Romance scams in time for Valentine’s Day

Romance scams in time for Valentine's Day

With Valentine’s Day approaching a number of us are getting our plans in order for the romantic holiday. Whether it’s the old standbys of flowers, dinner, and chocolates or something as simple as a movie, many people will be shelling out big bucks to try to celebrate their significant other or impress a new prospective partner. That kind of spending is fine if you’re into the Valentine’s Day celebrations. However, there is another kind of romantic spending no one should do no matter what time of year it is and that’s falling victim to the romance scam.

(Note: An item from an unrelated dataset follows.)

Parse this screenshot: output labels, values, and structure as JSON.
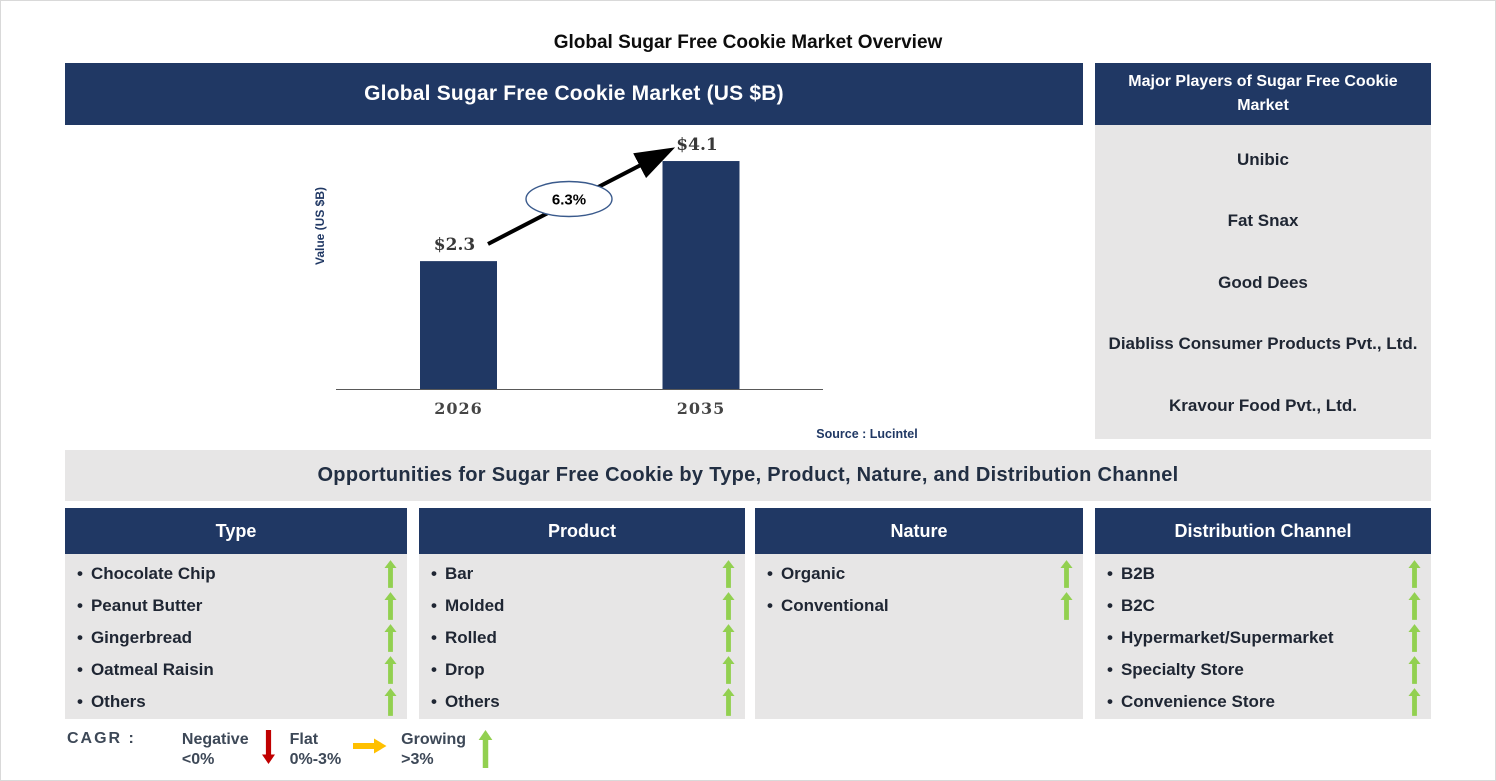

The romance scam can affect anyone no matter what their social status, education level, or age group is. It usually starts out on dating sites and apps or social media. The scammer will try to strike up a relationship with a victim almost out of the blue but they’ll never meet the victim in real life. They may give some excuse like they’re working in a remote area or they’re living overseas. Eventually, the scammers will ask their victims for money under the guise of some emergency or money they need to travel. If a victim ends up paying this money, the scammer will continue to ask for money but will still give excuses as to why they can’t meet in person.

The FBI has a list of tips on how to avoid romance scams. These include researching the photos that someone uses in their profile, not allowing the other person to try to isolate you from your family, and never give out your banking or other financial information. If you were to become a victim of one of these scams, the FBI recommends either filing a complaint with the Internet Crime Complaint Center or your local FBI field office.

While the feeling of being alone on Valentine’s isn’t the best, it’s not worth ignoring the red flags that could lead to financial ruin.